Und so spielen dort auch nur die Besten der Besten, und zu denen zählt Langer auch 46 Jahre nach seinem ersten Profisieg in Refrath bei Köln noch immer. Um zu verdeutlichen, welche immense Leistung der 29. Platz beim diesjährigen Masters ist, muss man sich nur vergegenwärtigen, was im Jahr von Langers erster Teilnahme an einem Major-Turnier (1976) noch so geschah: Erich Honecker wurde zum Vorsitzenden des Staatsrates der DDR gewählt, und Formel-1-Pilot Niki Lauda wäre bei einem schrecklichen Unfall am Nürburgring fast verbrannt. Geschichten aus einer anderen Zeit – aber Langer spielt noch in der Gegenwart eine sportliche Rolle. Durch seine zwei Masters-Siege 1985 und 1993 besitzt „der Bernhard", wie er hier von allen genannt wird, bei seinem Lieblingsturnier ein lebenslanges Startrecht. Das will er für sich aber nur dann in Anspruch nehmen, wenn er das Gefühl hat, noch mithalten zu können. Und das ist nach wie vor der Fall, ein letzter Abschlag ist jedenfalls noch nicht in Sicht. „Hoffentlich kann ich noch ein paar Jahre spielen und diesen Ort genießen", sagt Langer. Seit seiner Premiere 1984 war Langer bei jeder Auflage dabei, allein das ist schon außergewöhnlich. Seine zwei Gesamtsiege werden zwar immer wieder erwähnt, doch Langer hat auch schon auf den Plätzen sechs, sieben, acht und neun überzeugt. Achter wurde er 2014 im fortgeschrittenen Alter von 57 Jahren. Die Fans wahren zu Langer eher eine respektvolle Distanz, er polarisiert nicht so sehr wie Woods und spielt auch längst nicht so spektakulär wie Johnson. Aber er liefert ab, er zeigt taktisches Geschick und ein fast unfehlbares Gespür für die richtige Lösung in allen Spielsituationen. Und das nun schon seit vielen, vielen Jahren auf konstant hohem Niveau.

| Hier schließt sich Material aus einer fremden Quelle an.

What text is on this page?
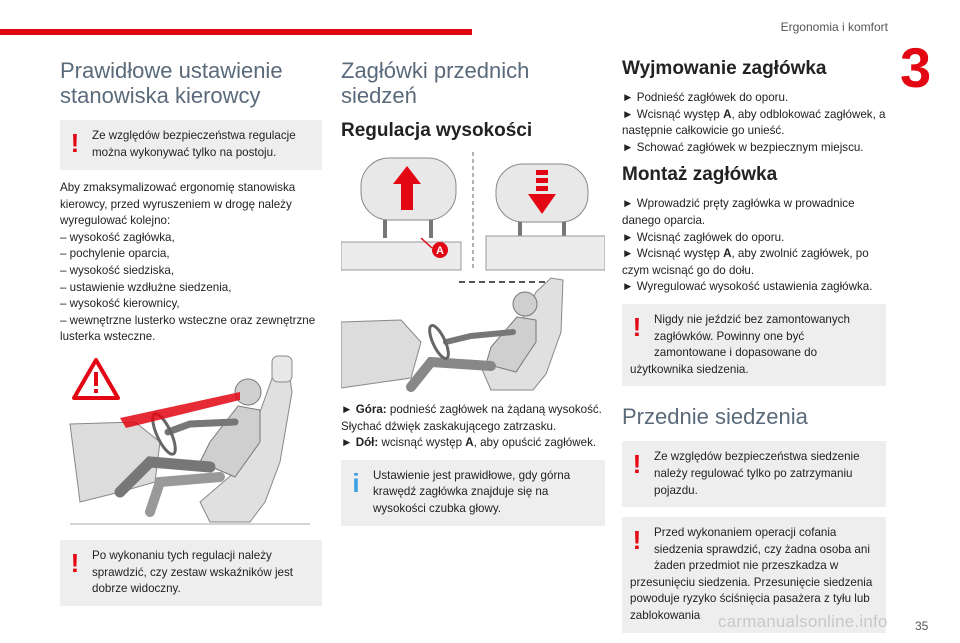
Ergonomia i komfort
3
Prawidłowe ustawienie stanowiska kierowcy
!	Ze względów bezpieczeństwa regulacje można wykonywać tylko na postoju.

Aby zmaksymalizować ergonomię stanowiska kierowcy, przed wyruszeniem w drogę należy wyregulować kolejno:

– wysokość zagłówka,
– pochylenie oparcia,
– wysokość siedziska,
– ustawienie wzdłużne siedzenia,
– wysokość kierownicy,
– wewnętrzne lusterko wsteczne oraz zewnętrzne lusterka wsteczne.
!	Po wykonaniu tych regulacji należy sprawdzić, czy zestaw wskaźników jest dobrze widoczny.
Zagłówki przednich siedzeń
Regulacja wysokości
A

► Góra: podnieść zagłówek na żądaną wysokość. Słychać dźwięk zaskakującego zatrzasku.
► Dół: wcisnąć występ A, aby opuścić zagłówek.

i	Ustawienie jest prawidłowe, gdy górna krawędź zagłówka znajduje się na wysokości czubka głowy.
Wyjmowanie zagłówka

► Podnieść zagłówek do oporu.
► Wcisnąć występ A, aby odblokować zagłówek, a następnie całkowicie go unieść.
► Schować zagłówek w bezpiecznym miejscu.

Montaż zagłówka

► Wprowadzić pręty zagłówka w prowadnice danego oparcia.
► Wcisnąć zagłówek do oporu.
► Wcisnąć występ A, aby zwolnić zagłówek, po czym wcisnąć go do dołu.
► Wyregulować wysokość ustawienia zagłówka.

!	Nigdy nie jeździć bez zamontowanych zagłówków. Powinny one być zamontowane i dopasowane do użytkownika siedzenia.
Przednie siedzenia
!	Ze względów bezpieczeństwa siedzenie należy regulować tylko po zatrzymaniu pojazdu.
!	Przed wykonaniem operacji cofania siedzenia sprawdzić, czy żadna osoba ani żaden przedmiot nie przeszkadza w przesunięciu siedzenia. Przesunięcie siedzenia powoduje ryzyko ściśnięcia pasażera z tyłu lub zablokowania	carmanualsonline.info 35
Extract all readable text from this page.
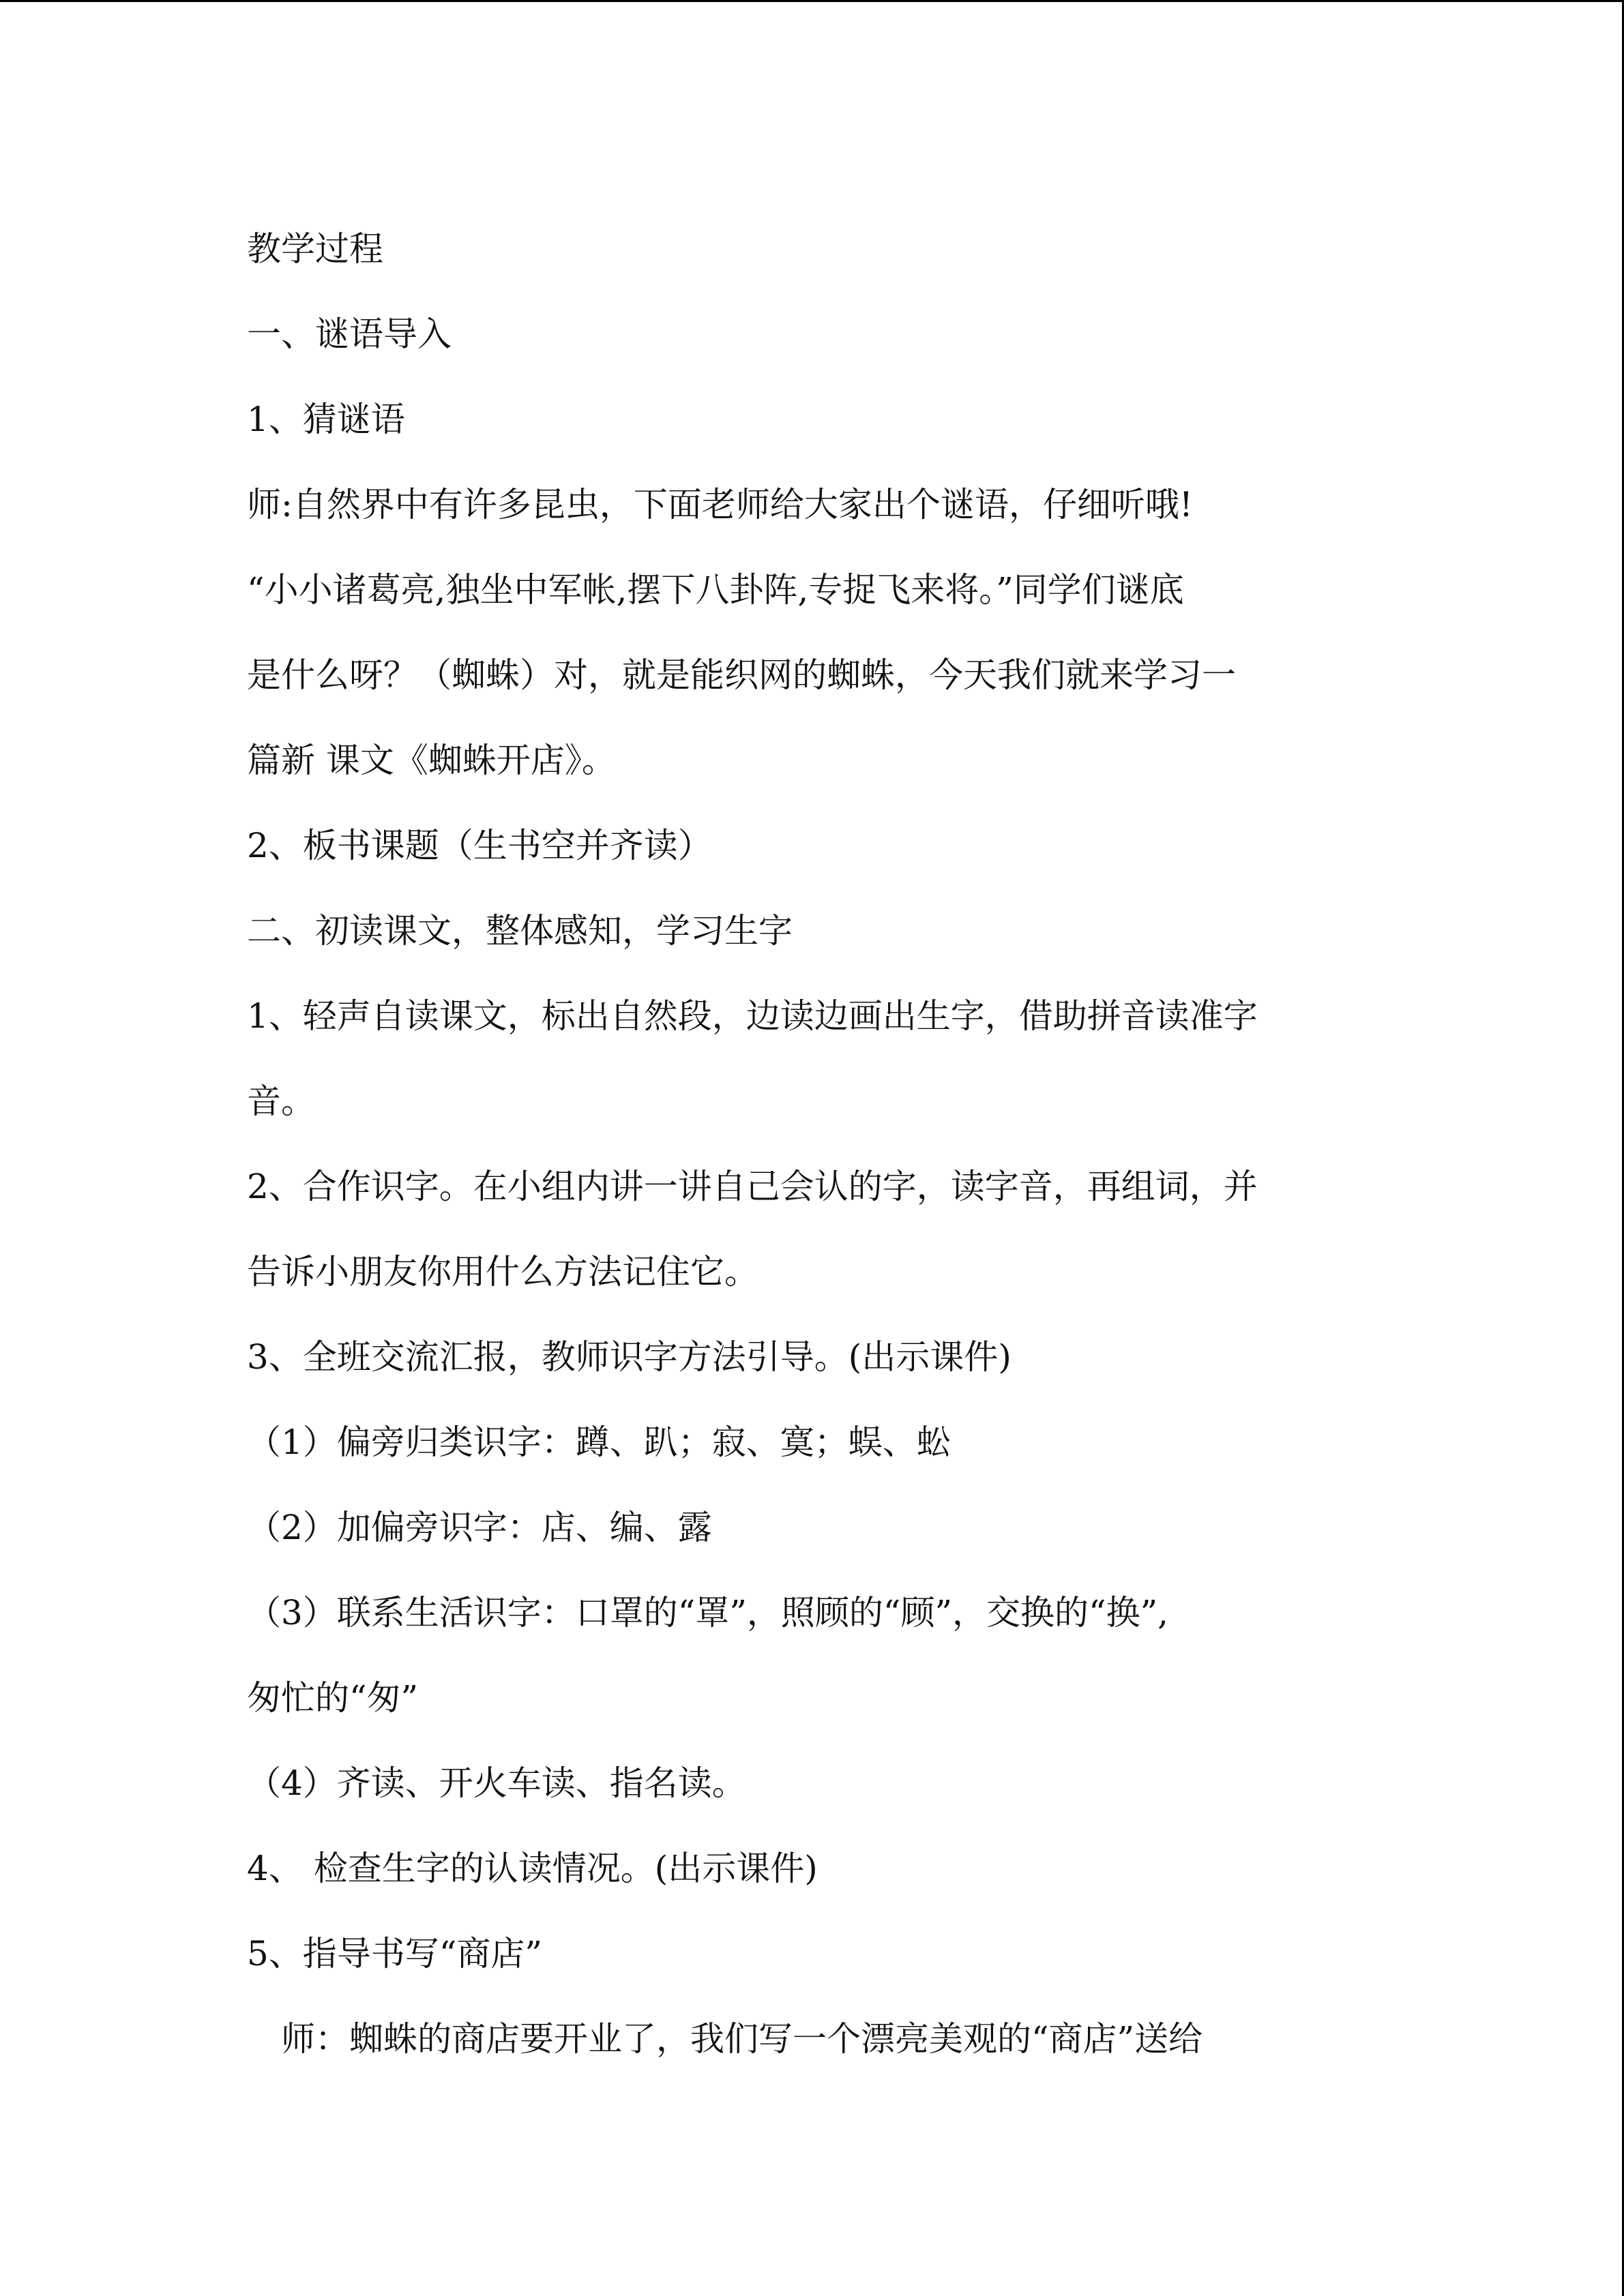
教学过程

一、谜语导入

1、猜谜语

师:自然界中有许多昆虫，下面老师给大家出个谜语，仔细听哦!

“小小诸葛亮,独坐中军帐,摆下八卦阵,专捉飞来将。”同学们谜底

是什么呀？（蜘蛛）对，就是能织网的蜘蛛，今天我们就来学习一

篇新 课文《蜘蛛开店》。

2、板书课题（生书空并齐读）

二、初读课文，整体感知，学习生字

1、轻声自读课文，标出自然段，边读边画出生字，借助拼音读准字

音。

2、合作识字。在小组内讲一讲自己会认的字，读字音，再组词，并

告诉小朋友你用什么方法记住它。

3、全班交流汇报，教师识字方法引导。(出示课件)

（1）偏旁归类识字：蹲、趴；寂、寞；蜈、蚣

（2）加偏旁识字：店、编、露

（3）联系生活识字：口罩的“罩”，照顾的“顾”，交换的“换”,

匆忙的“匆”

（4）齐读、开火车读、指名读。

4、 检查生字的认读情况。(出示课件)

5、指导书写“商店”

师：蜘蛛的商店要开业了，我们写一个漂亮美观的“商店”送给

Nichts auf der Welt konnte ihn von einem Start abhalten
Dass die schlagkräftigen „Longhitter" um DeChambeau immer mehr den Ton angeben, hat Langer akzeptiert. „Tatsächlich fühle ich mich älter, wenn ich gegen die Jungs spiele und sehe, wie weit sie schlagen und wie kurz ich schlage", so Langer. Er kann den Prozess nicht stoppen, weder das Sinken seiner eigenen Kraftwerte noch die immer größer werdenden Muskeln der Konkurrenz. Aber ob die in 30, 40 Jahren auch noch so einen austrainierten Körper wie Langer haben, wird sich erst noch zeigen. Langer ist schlank, sein Körper ist für sein Alter fast schon gestählt. Nur an den Fältchen im Gesicht kann man sein tatsächliches Alter ablesen. „Ich trainiere täglich", sagte er achselzuckend über sein Erfolgsrezept. In Wahrheit steckt viel strenge Disziplin dahinter. Langer achtete schon auf die Ernährung, als das Wort „Superfood" noch gar nicht existierte. Er kannte die Kalorienzahlen und Nährwerte von Lebensmitteln auswendig, statt in die Hotel-Bar zog es ihn zwischen den Runden immer ins Gym.
Doch Langers Verständnis für das Golfspiel ist noch beeindruckender. „Er ist ein Kerl, der das Thema Platzstrategie beherrscht wie kein anderer", sagt der zwei Jahre jüngere Profi Olin Browne (USA) über den Deutschen. „Er misst den Platz besser aus als jeder andere." Die Senior-Tour für Spieler über 50 Jahre dominiert Langer seit über einem Jahrzehnt, das soll sich auch in Zukunft nicht ändern. „Ich werde sicher noch einige Jahre spielen", denn: „Ganz ohne Golf wird es hoffentlich nie sein."